L’entreprise travaille par exemple, aux côtés du ministère de la Famille turque et de la politique sociale, sur une nouvelle technologie mobile qui vise à lutter contre la violence domestique en installant des « boutons d’alarme pour femmes » qui transfèrent directement les appels sur le 155, la ligne d’urgence de la police.

Turkcell et TeleCom Group ne sont pas les seules entreprises à déployer des initiatives à cet égard. Les Principes d’autonomisation des femmes sont une des nombreuses manières par lesquelles ONU Femmes travaille avec le secteur privé en vue de promouvoir l’autonomisation des femmes. Depuis leur lancement il y a trois ans, plus de 500 PDG ont signé les Principes, dont ceux de grandes entreprises comme Coca-Cola, Yves Saint-Laurent, Alcatel-Lucent, Infosys et Microsoft, entre autres.

Ces sociétés acceptent de prendre des mesures pour promouvoir l’autonomisation des femmes, en intégrant par exemple les femmes aux plus hauts niveaux de la direction, en autonomisant les femmes entrepreneuses et en mettant fin au harcèlement sexuel sur le lieu de travail.

Certaines entreprises établissent des objectifs en matière de diversité des genres afin d’augmenter le nombre de femmes aux niveaux de la direction (il n’existe aujourd’hui que 21 femmes PDG dans le classement des 500 plus importantes entreprises mondiales du magazine Fortune) ou d’assurer l’égalité des salaires.

D’autres s’adressent aux jeunes – filles et garçons – pour susciter leur intérêt sur les sciences et l’ingénierie. Les entreprises modifient également leurs politiques de recrutement, en vue d’augmenter le pourcentage de femmes à tous les postes, ou de modifier les pratiques d’achats en vue d’inclure davantage de femmes vendeuses.

Les Principes permettront d’entamer un nouveau chapitre au niveau des engagements, au cours de la 5ème manifestation annuelle« Pour l’entreprise aussi, l’égalité est une bonne affaire » : « Inclusion : la stratégie pour le changement », qui sera organisée le 6 mars, au cours de la 57e Commission de la condition de la femme.

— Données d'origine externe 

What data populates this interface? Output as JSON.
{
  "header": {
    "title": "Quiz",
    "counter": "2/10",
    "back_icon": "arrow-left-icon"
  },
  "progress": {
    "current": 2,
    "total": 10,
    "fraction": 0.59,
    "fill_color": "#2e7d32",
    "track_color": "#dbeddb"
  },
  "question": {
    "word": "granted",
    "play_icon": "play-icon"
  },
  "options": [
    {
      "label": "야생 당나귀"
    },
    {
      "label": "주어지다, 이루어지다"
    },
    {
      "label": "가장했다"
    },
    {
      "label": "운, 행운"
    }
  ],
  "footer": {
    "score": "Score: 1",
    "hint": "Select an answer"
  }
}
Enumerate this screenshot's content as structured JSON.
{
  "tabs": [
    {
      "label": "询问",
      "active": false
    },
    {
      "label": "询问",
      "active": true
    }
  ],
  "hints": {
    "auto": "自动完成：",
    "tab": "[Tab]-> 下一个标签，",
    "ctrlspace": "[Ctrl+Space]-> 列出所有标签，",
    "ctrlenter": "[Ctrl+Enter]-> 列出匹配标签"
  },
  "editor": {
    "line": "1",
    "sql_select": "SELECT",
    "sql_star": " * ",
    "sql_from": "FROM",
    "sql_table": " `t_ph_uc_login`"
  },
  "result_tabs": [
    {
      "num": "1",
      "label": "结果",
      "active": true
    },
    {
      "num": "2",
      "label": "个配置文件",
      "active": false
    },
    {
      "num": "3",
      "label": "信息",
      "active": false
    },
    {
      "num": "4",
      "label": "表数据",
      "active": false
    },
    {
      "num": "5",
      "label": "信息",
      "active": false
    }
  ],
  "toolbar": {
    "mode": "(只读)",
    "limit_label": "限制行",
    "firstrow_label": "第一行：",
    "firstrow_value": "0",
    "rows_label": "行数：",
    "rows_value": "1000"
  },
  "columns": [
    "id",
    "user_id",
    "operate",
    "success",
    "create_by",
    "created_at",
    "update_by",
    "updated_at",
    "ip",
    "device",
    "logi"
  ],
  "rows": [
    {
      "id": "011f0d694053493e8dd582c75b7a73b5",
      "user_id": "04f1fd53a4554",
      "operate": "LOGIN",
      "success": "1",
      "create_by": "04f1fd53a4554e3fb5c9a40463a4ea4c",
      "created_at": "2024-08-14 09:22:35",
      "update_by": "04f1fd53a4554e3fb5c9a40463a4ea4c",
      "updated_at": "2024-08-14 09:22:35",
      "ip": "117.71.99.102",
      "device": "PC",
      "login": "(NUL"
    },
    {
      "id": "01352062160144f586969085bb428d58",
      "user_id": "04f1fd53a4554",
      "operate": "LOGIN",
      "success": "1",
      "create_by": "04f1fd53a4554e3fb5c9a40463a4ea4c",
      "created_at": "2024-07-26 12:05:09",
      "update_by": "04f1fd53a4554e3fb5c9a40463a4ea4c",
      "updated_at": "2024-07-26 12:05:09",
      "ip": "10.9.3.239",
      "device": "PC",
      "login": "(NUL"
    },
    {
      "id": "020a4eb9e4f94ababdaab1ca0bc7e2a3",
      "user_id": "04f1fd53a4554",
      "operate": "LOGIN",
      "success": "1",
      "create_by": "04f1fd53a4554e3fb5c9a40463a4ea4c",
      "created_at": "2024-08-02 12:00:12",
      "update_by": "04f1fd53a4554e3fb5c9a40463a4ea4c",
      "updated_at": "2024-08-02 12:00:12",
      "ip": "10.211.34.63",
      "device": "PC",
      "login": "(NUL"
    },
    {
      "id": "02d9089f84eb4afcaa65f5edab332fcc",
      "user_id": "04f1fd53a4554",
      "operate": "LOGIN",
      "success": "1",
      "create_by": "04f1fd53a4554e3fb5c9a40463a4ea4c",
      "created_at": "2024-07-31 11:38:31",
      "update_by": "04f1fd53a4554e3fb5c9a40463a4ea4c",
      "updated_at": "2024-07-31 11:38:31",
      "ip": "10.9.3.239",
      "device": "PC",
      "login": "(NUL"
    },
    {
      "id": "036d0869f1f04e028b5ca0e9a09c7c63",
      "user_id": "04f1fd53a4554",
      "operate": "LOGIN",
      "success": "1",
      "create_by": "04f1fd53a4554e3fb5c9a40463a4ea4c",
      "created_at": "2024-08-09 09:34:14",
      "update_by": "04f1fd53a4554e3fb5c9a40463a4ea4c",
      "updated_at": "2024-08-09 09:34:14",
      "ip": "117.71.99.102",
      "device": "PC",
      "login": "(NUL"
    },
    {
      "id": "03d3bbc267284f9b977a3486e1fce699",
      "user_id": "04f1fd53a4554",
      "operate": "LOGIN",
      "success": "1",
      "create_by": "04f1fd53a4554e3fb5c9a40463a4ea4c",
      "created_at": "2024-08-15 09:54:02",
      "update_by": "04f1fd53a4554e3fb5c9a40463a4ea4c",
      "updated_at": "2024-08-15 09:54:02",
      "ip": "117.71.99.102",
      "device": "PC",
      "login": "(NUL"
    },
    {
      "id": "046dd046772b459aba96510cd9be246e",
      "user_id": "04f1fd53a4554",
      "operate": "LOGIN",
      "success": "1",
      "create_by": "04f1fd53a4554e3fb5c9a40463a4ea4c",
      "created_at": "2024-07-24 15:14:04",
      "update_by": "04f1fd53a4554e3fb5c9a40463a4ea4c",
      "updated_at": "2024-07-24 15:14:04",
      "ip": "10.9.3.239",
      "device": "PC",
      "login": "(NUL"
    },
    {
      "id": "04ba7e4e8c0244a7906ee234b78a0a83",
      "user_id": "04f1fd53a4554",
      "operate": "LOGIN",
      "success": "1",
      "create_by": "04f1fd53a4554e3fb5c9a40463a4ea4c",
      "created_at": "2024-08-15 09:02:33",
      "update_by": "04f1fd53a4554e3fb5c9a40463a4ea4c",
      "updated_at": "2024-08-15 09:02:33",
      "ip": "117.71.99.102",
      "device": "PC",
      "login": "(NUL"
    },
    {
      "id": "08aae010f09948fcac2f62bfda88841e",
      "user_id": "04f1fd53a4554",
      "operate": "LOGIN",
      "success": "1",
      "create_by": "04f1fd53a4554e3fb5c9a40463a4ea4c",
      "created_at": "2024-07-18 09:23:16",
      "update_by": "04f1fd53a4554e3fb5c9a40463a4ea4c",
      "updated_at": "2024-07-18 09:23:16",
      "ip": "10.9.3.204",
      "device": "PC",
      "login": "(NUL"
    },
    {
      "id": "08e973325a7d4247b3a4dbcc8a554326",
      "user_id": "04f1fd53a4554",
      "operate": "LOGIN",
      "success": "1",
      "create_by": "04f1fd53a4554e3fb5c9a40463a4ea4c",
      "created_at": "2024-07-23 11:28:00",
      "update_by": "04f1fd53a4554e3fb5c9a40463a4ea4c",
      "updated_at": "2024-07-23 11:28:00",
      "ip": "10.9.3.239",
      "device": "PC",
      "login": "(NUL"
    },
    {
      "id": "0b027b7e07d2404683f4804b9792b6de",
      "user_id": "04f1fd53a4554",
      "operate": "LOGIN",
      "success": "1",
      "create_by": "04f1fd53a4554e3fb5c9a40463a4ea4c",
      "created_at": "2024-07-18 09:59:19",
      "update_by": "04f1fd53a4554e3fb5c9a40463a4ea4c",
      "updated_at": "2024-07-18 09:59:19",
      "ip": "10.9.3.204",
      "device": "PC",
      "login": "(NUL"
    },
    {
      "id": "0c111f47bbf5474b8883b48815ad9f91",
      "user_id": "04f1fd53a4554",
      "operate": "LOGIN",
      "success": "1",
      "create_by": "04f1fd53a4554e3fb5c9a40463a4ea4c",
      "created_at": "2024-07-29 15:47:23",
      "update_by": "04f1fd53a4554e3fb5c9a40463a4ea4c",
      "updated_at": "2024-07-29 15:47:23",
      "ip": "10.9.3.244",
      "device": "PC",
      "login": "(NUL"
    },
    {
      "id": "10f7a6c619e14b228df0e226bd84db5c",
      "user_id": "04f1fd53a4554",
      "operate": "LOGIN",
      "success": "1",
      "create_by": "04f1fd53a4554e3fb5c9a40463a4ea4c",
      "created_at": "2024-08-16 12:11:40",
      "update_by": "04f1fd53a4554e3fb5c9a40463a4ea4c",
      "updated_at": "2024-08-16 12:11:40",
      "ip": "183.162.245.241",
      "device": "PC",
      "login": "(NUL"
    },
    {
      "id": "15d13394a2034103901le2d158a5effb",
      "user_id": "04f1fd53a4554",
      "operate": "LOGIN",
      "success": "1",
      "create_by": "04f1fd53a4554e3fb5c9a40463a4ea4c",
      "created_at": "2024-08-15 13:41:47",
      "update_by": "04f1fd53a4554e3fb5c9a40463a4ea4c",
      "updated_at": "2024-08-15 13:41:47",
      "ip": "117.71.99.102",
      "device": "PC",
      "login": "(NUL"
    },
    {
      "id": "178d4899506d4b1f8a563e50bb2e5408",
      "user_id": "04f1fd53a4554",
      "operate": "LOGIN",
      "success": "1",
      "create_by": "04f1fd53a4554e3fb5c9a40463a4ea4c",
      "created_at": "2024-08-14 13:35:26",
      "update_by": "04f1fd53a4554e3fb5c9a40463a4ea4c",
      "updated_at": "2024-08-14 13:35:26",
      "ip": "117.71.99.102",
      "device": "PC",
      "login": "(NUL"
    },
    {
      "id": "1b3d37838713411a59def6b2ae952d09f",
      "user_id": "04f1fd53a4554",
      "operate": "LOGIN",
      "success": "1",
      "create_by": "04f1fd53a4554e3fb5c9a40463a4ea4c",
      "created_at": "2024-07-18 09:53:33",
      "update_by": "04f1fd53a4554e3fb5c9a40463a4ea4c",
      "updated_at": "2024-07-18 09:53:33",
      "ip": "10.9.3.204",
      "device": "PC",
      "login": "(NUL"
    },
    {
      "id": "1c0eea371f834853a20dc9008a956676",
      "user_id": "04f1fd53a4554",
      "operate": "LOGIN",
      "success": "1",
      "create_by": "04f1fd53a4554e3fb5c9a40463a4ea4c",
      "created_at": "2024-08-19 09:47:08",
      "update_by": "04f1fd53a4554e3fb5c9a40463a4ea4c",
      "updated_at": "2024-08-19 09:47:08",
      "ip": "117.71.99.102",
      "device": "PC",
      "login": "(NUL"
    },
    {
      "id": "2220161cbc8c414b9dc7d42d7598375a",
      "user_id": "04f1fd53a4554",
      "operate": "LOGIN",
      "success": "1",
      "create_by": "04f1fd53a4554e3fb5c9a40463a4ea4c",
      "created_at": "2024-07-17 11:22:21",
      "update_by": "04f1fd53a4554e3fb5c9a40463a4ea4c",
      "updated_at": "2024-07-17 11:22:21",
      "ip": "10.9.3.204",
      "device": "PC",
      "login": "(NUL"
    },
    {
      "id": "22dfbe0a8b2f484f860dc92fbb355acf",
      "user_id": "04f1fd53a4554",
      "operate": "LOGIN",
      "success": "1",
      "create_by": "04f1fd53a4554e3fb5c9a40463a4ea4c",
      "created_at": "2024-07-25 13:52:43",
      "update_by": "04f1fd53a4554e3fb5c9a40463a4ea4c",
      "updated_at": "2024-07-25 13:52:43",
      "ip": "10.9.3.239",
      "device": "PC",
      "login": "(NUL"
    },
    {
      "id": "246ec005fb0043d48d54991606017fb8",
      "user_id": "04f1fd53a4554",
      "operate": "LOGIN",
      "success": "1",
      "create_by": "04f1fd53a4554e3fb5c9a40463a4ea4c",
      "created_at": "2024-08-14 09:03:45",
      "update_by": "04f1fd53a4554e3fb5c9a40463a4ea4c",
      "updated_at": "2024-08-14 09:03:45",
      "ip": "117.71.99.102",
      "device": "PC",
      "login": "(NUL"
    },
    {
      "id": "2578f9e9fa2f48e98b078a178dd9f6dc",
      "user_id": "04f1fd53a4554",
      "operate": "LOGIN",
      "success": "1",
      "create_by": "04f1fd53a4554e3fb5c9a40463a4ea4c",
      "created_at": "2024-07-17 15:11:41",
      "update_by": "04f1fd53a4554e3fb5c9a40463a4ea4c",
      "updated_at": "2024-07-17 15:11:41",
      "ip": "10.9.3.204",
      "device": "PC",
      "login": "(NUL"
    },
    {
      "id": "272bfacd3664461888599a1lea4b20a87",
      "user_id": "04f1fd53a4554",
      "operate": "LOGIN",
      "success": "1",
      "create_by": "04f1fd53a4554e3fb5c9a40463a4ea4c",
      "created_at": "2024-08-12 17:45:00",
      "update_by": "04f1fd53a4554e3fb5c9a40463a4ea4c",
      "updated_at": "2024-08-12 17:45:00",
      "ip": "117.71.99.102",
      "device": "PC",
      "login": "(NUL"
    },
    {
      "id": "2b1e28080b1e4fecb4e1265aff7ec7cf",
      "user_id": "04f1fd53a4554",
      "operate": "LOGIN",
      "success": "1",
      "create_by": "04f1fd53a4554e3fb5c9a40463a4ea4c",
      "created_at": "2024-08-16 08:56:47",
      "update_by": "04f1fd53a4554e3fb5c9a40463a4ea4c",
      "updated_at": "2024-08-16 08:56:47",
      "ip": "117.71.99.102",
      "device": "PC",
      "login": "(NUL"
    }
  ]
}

Les premiers Prix annuels du leadership des Principes d’autonomisation des femmes – qui salueront l’engagement et l’innovation dont font preuve certains PDG pour promouvoir l’égalité des sexes – seront présentés. Les dirigeants qui se font les porte-drapeaux de l’égalité des sexes, de la diversité et de l’inclusion au sein de leurs entreprises y seront honorés.

Naila Chowdhury forme des travailleuses
Naila Chowdhury forme des travailleuses, dont beaucoup d’ entre elles sont des rescapées des attaques à l’acide, à utiliser les TIC. Crédit photo: Teleconsult Group

Comme l’indique Naila, « Il est possible de réaliser de nombreuses choses, mais nous avons tendance à oublier d’être humains. Les Principes d’autonomisation des femmes vous font prendre du recul pour vous faire penser aux autres. C’est de cette manière qu’on peut promouvoir des communautés et un monde meilleurs. Les principes vous aident à être une meilleure personne et un meilleur prestataire ».

*Les noms des rescapées mentionnés dans le présent article ont été modifiés en vue de préserver leur anonymat.